In recent years, the elimination of buy-to-let tax relief on mortgage interest has been one of the most significant blows to higher-earning landlords. If you’re a basic rate taxpayer, you will be unaffected. Other pressures that have recently emerged include:
The abolition of Section 21 “no-fault” evictions
Section 21 of the Housing Act permitted landlords to terminate a ‘rolling’ tenancy with two months’ notice without providing a cause. The government currently plans to eliminate this, so landlords will have to show a cause and persuade a judge that it is legitimate. Although tenants will likely applaud this development, it threatens to make landlords’ lives extremely difficult if they are dealing with problematic tenants.

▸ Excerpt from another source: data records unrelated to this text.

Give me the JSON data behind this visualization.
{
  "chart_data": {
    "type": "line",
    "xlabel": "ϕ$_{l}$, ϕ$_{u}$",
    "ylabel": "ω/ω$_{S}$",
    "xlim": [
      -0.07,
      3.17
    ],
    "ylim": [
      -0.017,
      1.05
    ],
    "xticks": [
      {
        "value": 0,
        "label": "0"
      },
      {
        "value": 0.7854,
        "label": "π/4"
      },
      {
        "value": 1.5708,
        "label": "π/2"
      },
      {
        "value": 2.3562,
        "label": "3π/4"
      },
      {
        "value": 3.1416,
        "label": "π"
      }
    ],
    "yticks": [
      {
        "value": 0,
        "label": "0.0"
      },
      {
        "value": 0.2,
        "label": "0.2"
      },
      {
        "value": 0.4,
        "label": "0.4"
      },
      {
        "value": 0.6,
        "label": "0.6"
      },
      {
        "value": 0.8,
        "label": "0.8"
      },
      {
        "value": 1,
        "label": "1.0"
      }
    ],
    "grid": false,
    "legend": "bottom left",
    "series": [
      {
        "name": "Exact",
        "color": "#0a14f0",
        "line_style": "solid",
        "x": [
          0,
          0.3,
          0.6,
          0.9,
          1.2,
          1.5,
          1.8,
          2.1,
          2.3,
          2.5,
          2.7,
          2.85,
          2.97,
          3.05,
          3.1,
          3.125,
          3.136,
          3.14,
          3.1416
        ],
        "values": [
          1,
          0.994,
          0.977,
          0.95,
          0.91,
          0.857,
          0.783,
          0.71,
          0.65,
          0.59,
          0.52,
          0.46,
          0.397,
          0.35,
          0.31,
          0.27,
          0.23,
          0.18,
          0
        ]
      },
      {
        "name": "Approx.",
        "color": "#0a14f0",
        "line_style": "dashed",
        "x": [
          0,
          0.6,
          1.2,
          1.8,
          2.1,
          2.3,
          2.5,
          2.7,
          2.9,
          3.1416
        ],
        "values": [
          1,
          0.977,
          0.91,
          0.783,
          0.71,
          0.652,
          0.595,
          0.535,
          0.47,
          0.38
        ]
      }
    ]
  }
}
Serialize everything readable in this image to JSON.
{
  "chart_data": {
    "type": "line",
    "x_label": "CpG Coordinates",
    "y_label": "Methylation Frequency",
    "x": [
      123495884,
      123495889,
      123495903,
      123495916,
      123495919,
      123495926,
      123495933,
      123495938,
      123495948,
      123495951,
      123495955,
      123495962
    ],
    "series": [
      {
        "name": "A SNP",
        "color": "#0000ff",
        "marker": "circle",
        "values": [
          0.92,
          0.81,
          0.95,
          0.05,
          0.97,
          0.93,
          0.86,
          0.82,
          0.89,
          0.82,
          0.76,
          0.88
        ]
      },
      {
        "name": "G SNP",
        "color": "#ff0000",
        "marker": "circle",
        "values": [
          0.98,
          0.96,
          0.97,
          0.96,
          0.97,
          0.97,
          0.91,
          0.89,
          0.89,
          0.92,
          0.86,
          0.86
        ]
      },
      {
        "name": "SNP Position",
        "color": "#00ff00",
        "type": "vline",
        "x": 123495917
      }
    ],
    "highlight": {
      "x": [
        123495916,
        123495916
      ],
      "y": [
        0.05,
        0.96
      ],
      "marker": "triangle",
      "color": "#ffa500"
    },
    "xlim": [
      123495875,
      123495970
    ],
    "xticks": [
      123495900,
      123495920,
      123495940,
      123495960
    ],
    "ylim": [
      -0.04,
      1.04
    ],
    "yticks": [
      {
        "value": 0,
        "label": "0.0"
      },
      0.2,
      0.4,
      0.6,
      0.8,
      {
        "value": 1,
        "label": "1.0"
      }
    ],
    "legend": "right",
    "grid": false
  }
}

Keeping this in mind, any landlord entering into contracts with tenants should thoroughly screen them to minimize problematic occurrences. Luckily for landlords, the proposed changes would not be reversible, so they could still terminate an Assured Shorthold Tenancy (AST) under Section 21 if it existed before the legislative change.
Private residence relief is withdrawn
If a rental property was formerly your primary residence, you could claim up to £40,000 in capital gains tax (CGT) relief on any rise in its value before April 2020. However, this will no longer be the case from April 2020 unless you are residing in the property (as your primary residence) at the time of the sale.